The purpose of the Public Health Advisor, or “PHA,” was to help implement venereal disease “VD” programs (as they were known at the time, now known as STDs for sexually transmitted disease) because the job of controlling VD was not entirely effective. For example, in 1935 U.S. health surveys indicated that at any one time, 683,000 persons were under treatment and observation for syphilis. This same year saw 518,000 new infections, 100,000 of them among persons under twenty years of age. By the end of World War II, it was estimated that one in ten persons would have syphilis in their lifetime. The disease was devastating if untreated, causing more than fifteen percent of all blindness, fifty percent of perinatal blindness, and eighteen percent of deaths from heart disease. In the late 1930s, 60,000 children were born each year with congenital syphilis. Following both World Wars (I and II), syphilis was seeded in the population because the public health infrastructure was not funded well enough to respond to cases of the disease. Physicians were not consistently reporting to the local health authorities when patients were diagnosed with syphilis, and (more importantly), the sexual partners of patients were not being identified or contacted so that they too might be offered curative treatment for syphilis. As such, syphilis was prevalent in the U.S. population, such that the federal government opted to initiate help to local venereal disease programs in states and local areas.

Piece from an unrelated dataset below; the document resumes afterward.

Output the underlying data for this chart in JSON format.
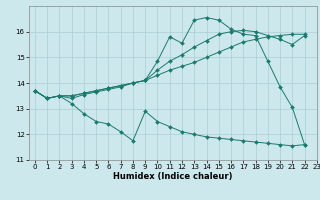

The kind of help needed was more than advice to programs. Advisors had been provided to the state and local public health departments during the 1940s; however, cases of syphilis remained. What was needed was help with the patients themselves – a task called contact epidemiology which involved interviewing people who were newly diagnosed with syphilis, identifying their sexual partners, and then going out into the community to locate these partners and bringing them into the clinic or to their physicians for examination and, if necessary, treatment. This job was the job of the venereal disease investigator; a job that was being done in some of the local areas, but neither uniformly nor effectively.

To meet the need for VD investigators, the VD Division of the U.S. Public Health Service hired a small group of college graduates to work as VD investigators for the federal government. These initial recruits were assigned to work on the Eastern Shore of Maryland.